Conventionally utilized resins have included alkyd resins, oil-free polyester resins, polyester polyols, polyester polyols, epoxy resins, and acrylpolyol resins as the resin for coatings curable at ordinary temperatures or in heating by mixing with a curing agent which can react with hydroxyl groups.
Resins have been used by mixing with a curing agent which can react to hydroxyl groups such as polyisocyanates, blocked polyisocyanates, melamine resins, phenol resins, epoxy resins, dialdehyde resins, and further, cellulosic resins such as cellulose nitrates, cellulose acetatebutylates, polyvinyl chloride resins, polyvinyl acetate resins etc., and pigments, solvents, additives, etc. to obtain coating compositions in various uses.
Of the resins having hydroxyl groups, alkyd resins have secondary hydroxyl groups which are poor in reactivity to curing agents, and it is exceedingly difficult to increase the concentration and molecular weight of hydroxyl groups in the resins at the same time during preparation.
Furthermore, alkyd resins have disadvantages of being poor in water resistance and weatherability.

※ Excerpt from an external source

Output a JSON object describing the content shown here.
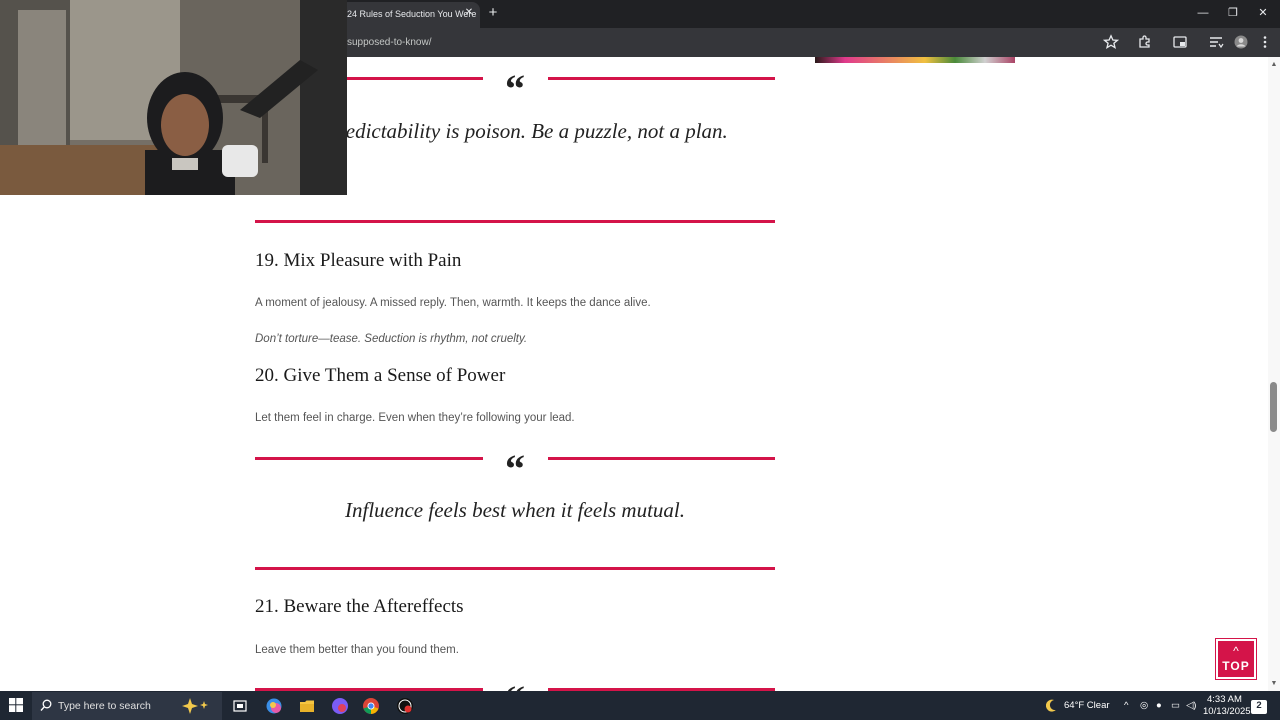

Still further, although oil-free alkyd resins and polyester polyols are used for many urethane coatings because of their primary hydroxyl groups which are high in reactivity, they have the disadvantage of poor water resistance because of the ester bonds they contain. In addition, a quick drying property and rigid coating layers cannot be readily obtained in the oil-free alkyd resins and polyester polyols.
Polyether polyols, which are prepared by the ring-opening polymerization of propylene oxide or ethylene oxide with polyfunctional alcohols are also widely used in the fields of urethane foams and flooring materials, etc., in which water resistance is required. However, polyether polyols are almost never used in the coating field because of poor weatherability and heat resistance.

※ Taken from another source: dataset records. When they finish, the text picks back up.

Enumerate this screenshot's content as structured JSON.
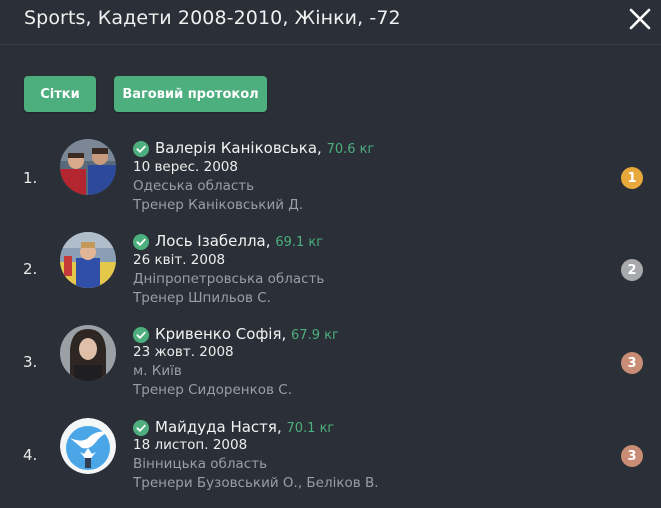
{
  "header": {
    "title": "Sports, Кадети 2008-2010, Жінки, -72",
    "close_icon": "close-icon"
  },
  "toolbar": {
    "grids_label": "Сітки",
    "weigh_protocol_label": "Ваговий протокол"
  },
  "colors": {
    "accent": "#4caf7d",
    "background": "#2b3038",
    "gold": "#e8a93a",
    "silver": "#a7a9ac",
    "bronze": "#c98c75"
  },
  "athletes": [
    {
      "place": "1.",
      "name": "Валерія Каніковська,",
      "weight": "70.6 кг",
      "dob": "10 верес. 2008",
      "region": "Одеська область",
      "coach": "Тренер Каніковський Д.",
      "medal": "1",
      "medal_color": "#e8a93a",
      "avatar_icon": "athlete-photo"
    },
    {
      "place": "2.",
      "name": "Лось Ізабелла,",
      "weight": "69.1 кг",
      "dob": "26 квіт. 2008",
      "region": "Дніпропетровська область",
      "coach": "Тренер Шпильов С.",
      "medal": "2",
      "medal_color": "#a7a9ac",
      "avatar_icon": "athlete-photo"
    },
    {
      "place": "3.",
      "name": "Кривенко Софія,",
      "weight": "67.9 кг",
      "dob": "23 жовт. 2008",
      "region": "м. Київ",
      "coach": "Тренер Сидоренков С.",
      "medal": "3",
      "medal_color": "#c98c75",
      "avatar_icon": "athlete-photo"
    },
    {
      "place": "4.",
      "name": "Майдуда Настя,",
      "weight": "70.1 кг",
      "dob": "18 листоп. 2008",
      "region": "Вінницька область",
      "coach": "Тренери Бузовський О.,  Беліков В.",
      "medal": "3",
      "medal_color": "#c98c75",
      "avatar_icon": "club-logo"
    }
  ]
}
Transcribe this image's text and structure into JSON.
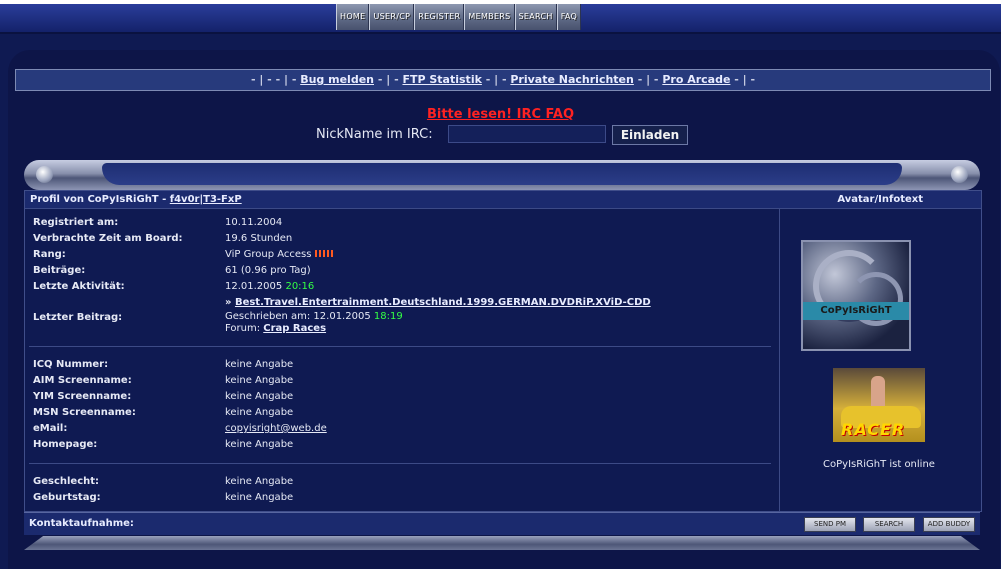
{
  "nav": [
    "HOME",
    "USER/CP",
    "REGISTER",
    "MEMBERS",
    "SEARCH",
    "FAQ"
  ],
  "linkbar": {
    "prefix": "- | - - | - ",
    "bug": "Bug melden",
    "sep1": " - | - ",
    "ftp": "FTP Statistik",
    "sep2": " - | - ",
    "pm": "Private Nachrichten",
    "sep3": " - | - ",
    "arcade": "Pro Arcade",
    "suffix": " - | -"
  },
  "irc": {
    "notice": "Bitte lesen! IRC FAQ",
    "label": "NickName im IRC:",
    "input_value": "",
    "button": "Einladen"
  },
  "profile": {
    "title_prefix": "Profil von CoPyIsRiGhT - ",
    "title_link": "f4v0r|T3-FxP",
    "avatar_header": "Avatar/Infotext",
    "registered_label": "Registriert am:",
    "registered_value": "10.11.2004",
    "time_label": "Verbrachte Zeit am Board:",
    "time_value": "19.6 Stunden",
    "rank_label": "Rang:",
    "rank_value": "ViP Group Access",
    "posts_label": "Beiträge:",
    "posts_value": "61 (0.96 pro Tag)",
    "activity_label": "Letzte Aktivität:",
    "activity_date": "12.01.2005",
    "activity_time": "20:16",
    "lastpost_label": "Letzter Beitrag:",
    "lastpost_prefix": "» ",
    "lastpost_title": "Best.Travel.Entertrainment.Deutschland.1999.GERMAN.DVDRiP.XViD-CDD",
    "lastpost_written": "Geschrieben am: 12.01.2005",
    "lastpost_time": "18:19",
    "lastpost_forum_label": "Forum: ",
    "lastpost_forum": "Crap Races",
    "icq_label": "ICQ Nummer:",
    "icq_value": "keine Angabe",
    "aim_label": "AIM Screenname:",
    "aim_value": "keine Angabe",
    "yim_label": "YIM Screenname:",
    "yim_value": "keine Angabe",
    "msn_label": "MSN Screenname:",
    "msn_value": "keine Angabe",
    "email_label": "eMail:",
    "email_value": "copyisright@web.de",
    "homepage_label": "Homepage:",
    "homepage_value": "keine Angabe",
    "gender_label": "Geschlecht:",
    "gender_value": "keine Angabe",
    "birthday_label": "Geburtstag:",
    "birthday_value": "keine Angabe",
    "avatar_tag": "CoPyIsRiGhT",
    "racer_logo": "RACER",
    "online_text": "CoPyIsRiGhT ist online"
  },
  "contact": {
    "label": "Kontaktaufnahme:",
    "send_pm": "SEND PM",
    "search": "SEARCH",
    "add_buddy": "ADD BUDDY"
  },
  "colors": {
    "accent_red": "#ff2222",
    "time_green": "#33ff44",
    "rank_bars": "#ff5a20"
  }
}
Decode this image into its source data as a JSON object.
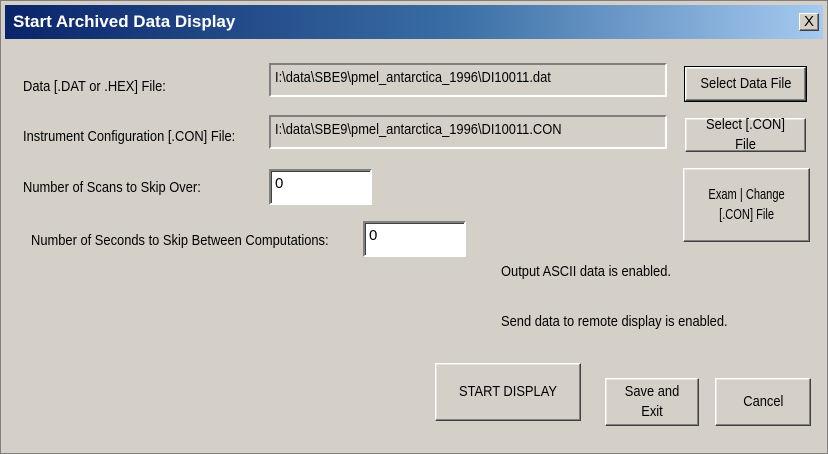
{
  "window": {
    "title": "Start Archived Data Display",
    "close_label": "X"
  },
  "form": {
    "data_file_label": "Data [.DAT or .HEX] File:",
    "data_file_value": "I:\\data\\SBE9\\pmel_antarctica_1996\\DI10011.dat",
    "config_file_label": "Instrument Configuration [.CON] File:",
    "config_file_value": "I:\\data\\SBE9\\pmel_antarctica_1996\\DI10011.CON",
    "scans_label": "Number of Scans to Skip Over:",
    "scans_value": "0",
    "seconds_label": "Number of Seconds to Skip Between Computations:",
    "seconds_value": "0"
  },
  "buttons": {
    "select_data_file": "Select Data File",
    "select_con_file": "Select [.CON] File",
    "exam_change_line1": "Exam | Change",
    "exam_change_line2": "[.CON] File",
    "start_display": "START DISPLAY",
    "save_and_exit": "Save and Exit",
    "cancel": "Cancel"
  },
  "status": {
    "ascii_output": "Output ASCII data is enabled.",
    "remote_display": "Send data to remote display is enabled."
  }
}
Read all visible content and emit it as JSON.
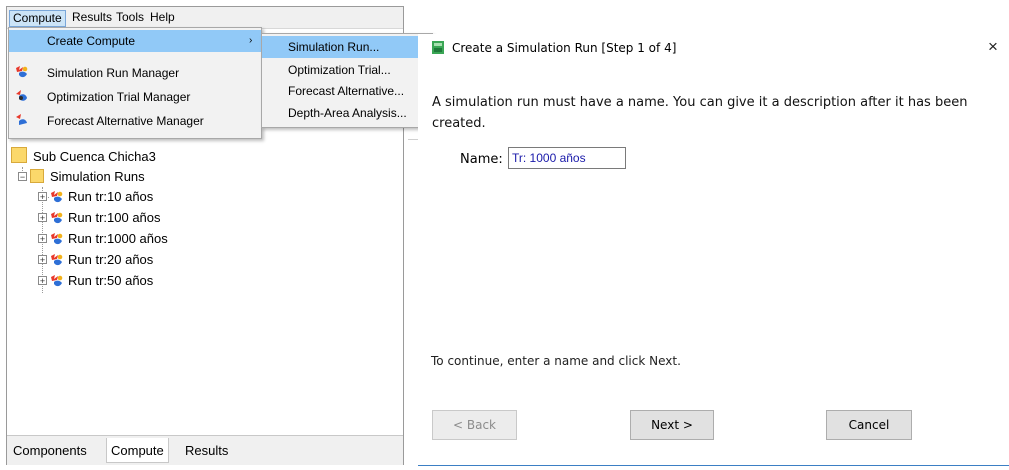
{
  "menubar": {
    "items": [
      "Compute",
      "Results",
      "Tools",
      "Help"
    ]
  },
  "compute_menu": {
    "items": [
      {
        "label": "Create Compute",
        "icon": "none",
        "has_submenu": true
      },
      {
        "label": "Simulation Run Manager",
        "icon": "simulation-run-icon"
      },
      {
        "label": "Optimization Trial Manager",
        "icon": "optimization-trial-icon"
      },
      {
        "label": "Forecast Alternative Manager",
        "icon": "forecast-alternative-icon"
      }
    ]
  },
  "submenu": {
    "items": [
      "Simulation Run...",
      "Optimization Trial...",
      "Forecast Alternative...",
      "Depth-Area Analysis..."
    ]
  },
  "tree": {
    "root": "Sub Cuenca Chicha3",
    "folder": "Simulation Runs",
    "runs": [
      "Run tr:10 años",
      "Run tr:100 años",
      "Run tr:1000 años",
      "Run tr:20 años",
      "Run tr:50 años"
    ]
  },
  "tabs": [
    "Components",
    "Compute",
    "Results"
  ],
  "dialog": {
    "title": "Create a Simulation Run [Step 1 of 4]",
    "close": "×",
    "description_line1": "A simulation run must have a name. You can give it a description after it has been",
    "description_line2": "created.",
    "name_label": "Name:",
    "name_value": "Tr: 1000 años",
    "hint": "To continue, enter a name and click Next.",
    "back_label": "< Back",
    "next_label": "Next >",
    "cancel_label": "Cancel"
  },
  "colors": {
    "menu_highlight": "#91c9f7",
    "folder": "#fbd86b",
    "input_text": "#1a1aaa",
    "accent_line": "#3b7fc4"
  }
}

Recently, particularly, acrylpolyol resins, which are prepared by the radical copolymerization of a hydroxyalkyl (meth)acrylate such as 2-hydroxyethyl methacrylate with acrylates or styrene, are becoming more widely used for urethane coatings dried at ordinary temperatures or cured by baking, and melamine coatings cured by baking.
More specifically, acrylpolyol resins are used in coatings such as acryl urethane coatings for car body repair, baking coatings for electrical home appliances, metallic coatings for car bodies, coatings for the outside walls in buildings which require weatherability, resistance to chemicals, resistance to water, resistance to contamination, and high rigidity.
However, excellent coating layers cannot be obtained from the acrylpolyol resins, and hydroxyl groups can only partially react to curing agents because the hydroxyl groups connect in the vicinity of the main structure of acryl polyol resins.
Although oligomers having a high molecular weight derived from epibis type epoxy resins also have hydroxyl groups, they are secondary hydroxyl groups which are poor in reactivity. Furthermore, oligomers themselves are too rigid to use for coatings without a modification thereof.
Still further, for example, in the case where polyvinyl acetal resins are employed as binders for powdered magnetic substances used for a magnetic recording medium, although they are excellent in the dispersion of powdered magnetic substances, the resulting magnetic layers are insufficient in flexibility, resulting in the causing of curling during storage and being abraded by tape guides and magnetic heads during recording or playback.
For the purpose of solving the above-mentioned disadvantages, and as a result of an intensive investigation, the inventors of this invention have now found that it is possible to solve the above problems by introducing lactone units into a polyvinyl acetal resin.